6000 year old site discovered in the shadow of MI6

In difficult conditions, English Heritage and the Museum of London joined the team from Thames Discovery Programme (TDP) to discover London’s oldest structure on the foreshore of the Thames just metres from the MI6 building in Vauxhall. Details of one of the most significant ever foreshore finds have just been revealed in the latest issue of the London Archaeologist, published on the 5th January 2011.

During a foreshore survey in spring of 2010, archaeologists found six timber piles of up to 0.3 metres in diameter. Although no definite alignment or function can yet be determined, it is clear that the piles formed part of a prehistoric structure which stood beside the river over 6000 years ago, during the Mesolithic period, when river levels were lower and the landscape very different. Structures of Mesolithic date are very rare anywhere in Britain.

Kept secret until it could be fully recorded and investigated, the site is located at the confluence of the Rivers Effra and Thames. Near the timbers, late Mesolithic stone tools, including a fine tranchet adze (a woodworking tool), were also discovered, as well as slightly later Neolithic pottery of two distinct types. The area may have been a significant, named place continuing through centuries or even millennia. It is only 600 metres downstream from the Bronze Age timber-built bridge or jetty (c. 1500 BC) which hit the headlines in the 1990s.

Archaeologists from the Thames Discovery Programme made the discovery as they investigated the area as part of a continuing project to record archaeological and historical remains on the foreshore. With support, help and advice from English Heritage, alongside the Museum of London and the Geomatics team from Museum of London Archaeology, a detailed survey was carried out, radiocarbon dates obtained for the six piles, and specialist analysis of the artefacts and environmental evidence performed.

The timbers are located very near the lowest tide level of the Thames. More evidence may be recovered in future since, like most of the astonishing remains that have been discovered on the foreshore – from huge collections of ships timbers to human burials to Saxon fish traps – the site is affected by the scour created by the twice-daily tides and the growing river traffic. The remains are also threatened by planned riverside developments, including the much needed Combined Sewer Overflow which will pass metres from the timbers. A major research project is underway.

The fieldwork was supported by grants from the Heritage Lottery Fund and
from the Southwark and Lambeth Archaeological Excavation Committee. Thanks must also go to English Heritage for their assistance on site and for arranging the radiocarbon dating.

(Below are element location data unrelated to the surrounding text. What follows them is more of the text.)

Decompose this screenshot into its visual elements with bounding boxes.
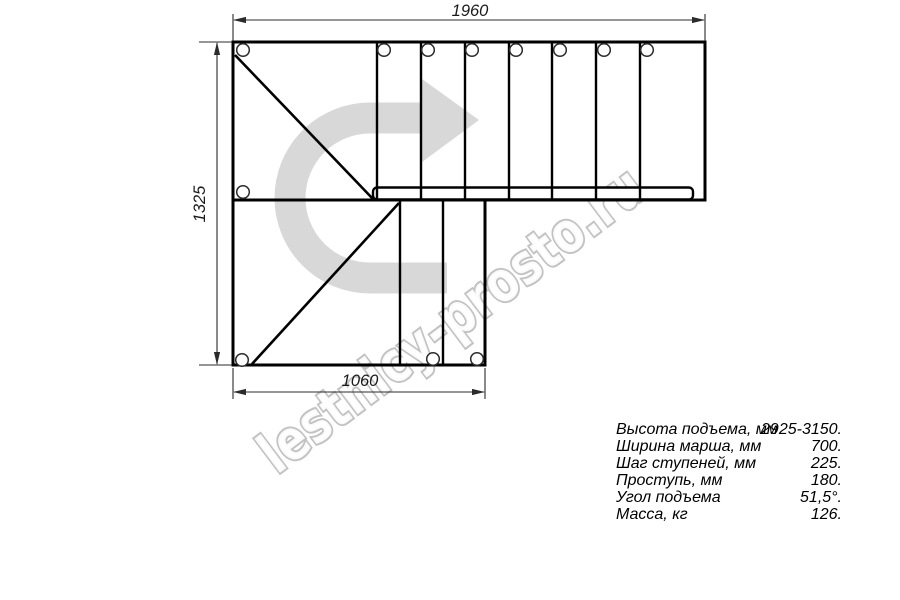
spec-label: Шаг ступеней, мм (616, 455, 756, 472)
spec-row: Масса, кг 126. (616, 506, 842, 523)
mounting-hole (641, 44, 654, 57)
spec-table: Высота подъема, мм 2925-3150. Ширина мар… (615, 421, 842, 523)
mounting-hole (471, 353, 484, 366)
spec-row: Высота подъема, мм 2925-3150. (616, 421, 842, 438)
u-turn-arrow-icon (290, 79, 479, 278)
spec-row: Ширина марша, мм 700. (616, 438, 842, 455)
arrowhead-top (214, 42, 220, 55)
spec-row: Проступь, мм 180. (616, 472, 842, 489)
dimension-bottom-label: 1060 (342, 372, 380, 390)
mounting-hole (510, 44, 523, 57)
arrowhead-right (692, 17, 705, 23)
stair-plan-drawing: lestnicy-prosto.ru (0, 0, 900, 600)
mounting-hole (427, 353, 440, 366)
arrowhead-right (472, 389, 485, 395)
mounting-hole (554, 44, 567, 57)
spec-value: 126. (811, 506, 842, 523)
spec-label: Масса, кг (616, 506, 688, 523)
mounting-hole (378, 44, 391, 57)
mounting-hole (598, 44, 611, 57)
spec-label: Проступь, мм (616, 472, 722, 489)
spec-label: Высота подъема, мм (616, 421, 778, 438)
mounting-hole (237, 44, 250, 57)
spec-value: 51,5°. (800, 489, 842, 506)
spec-label: Угол подъема (615, 489, 721, 506)
mounting-hole (236, 354, 249, 367)
spec-value: 180. (811, 472, 842, 489)
spec-row: Шаг ступеней, мм 225. (616, 455, 842, 472)
mounting-hole (466, 44, 479, 57)
spec-row: Угол подъема 51,5°. (615, 489, 842, 506)
watermark-text: lestnicy-prosto.ru (246, 154, 657, 486)
mounting-hole (422, 44, 435, 57)
u-turn-arrow-head (422, 79, 479, 162)
mounting-hole (237, 186, 250, 199)
arrowhead-left (233, 389, 246, 395)
dimension-top-label: 1960 (452, 2, 490, 20)
dimension-left-label: 1325 (191, 185, 209, 223)
stair-plan-page: lestnicy-prosto.ru (0, 0, 900, 600)
spec-value: 2925-3150. (760, 421, 842, 438)
arrowhead-left (233, 17, 246, 23)
spec-value: 225. (810, 455, 842, 472)
spec-value: 700. (811, 438, 842, 455)
spec-label: Ширина марша, мм (616, 438, 761, 455)
arrowhead-bottom (214, 352, 220, 365)
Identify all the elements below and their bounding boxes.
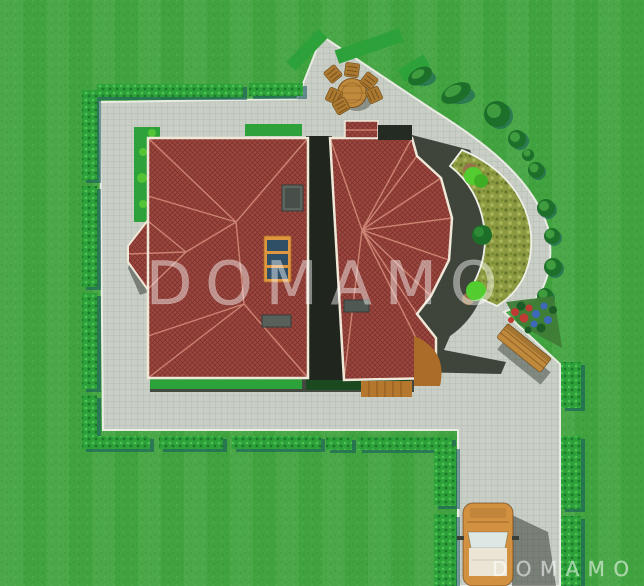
patio-chair <box>344 62 360 78</box>
chimney-cap <box>285 188 300 208</box>
house <box>128 121 452 397</box>
chimney <box>262 315 291 327</box>
car-windshield <box>468 532 508 548</box>
car-roof <box>469 548 507 576</box>
car-mirror-right <box>512 536 519 540</box>
site-plan-render: DOMAMO DOMAMO <box>0 0 644 586</box>
house-top-garden-strip <box>245 124 302 136</box>
car-mirror-left <box>457 536 464 540</box>
bright-plant <box>466 281 486 301</box>
skylight-panes <box>267 240 288 279</box>
round-bush-highlight <box>474 227 484 237</box>
flat-roof-section <box>378 125 412 140</box>
car-hood <box>470 508 506 518</box>
shrub <box>522 149 534 161</box>
skylight <box>264 236 291 282</box>
chimney <box>344 300 369 312</box>
bright-plant <box>474 174 488 188</box>
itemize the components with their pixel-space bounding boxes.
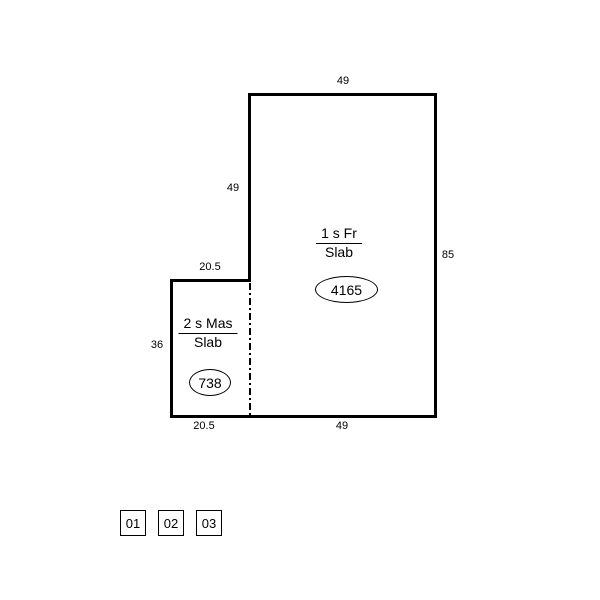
page-button-02[interactable]: 02	[158, 510, 184, 536]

FROG members might be able to see the Mesolithic piles from the high vantage point on Vauxhall Bridge looking towards M16 on Saturday 22nd of January at 10.25am-ish and Sun 23rd January at 11.15ish (i.e during the Low Spring Tides). Viewing from Vauxhall Bridge saves wearing wellingtons or being stopped by the Security Services! If the tide doesn’t drop low enough on those days to reveal the Mesolithic piles, it should nevertheless be low enough to expose the Bronze Age pile group first recorded in 1993, although these are on the other side of the Bridge, looking towards Battersea Power Station.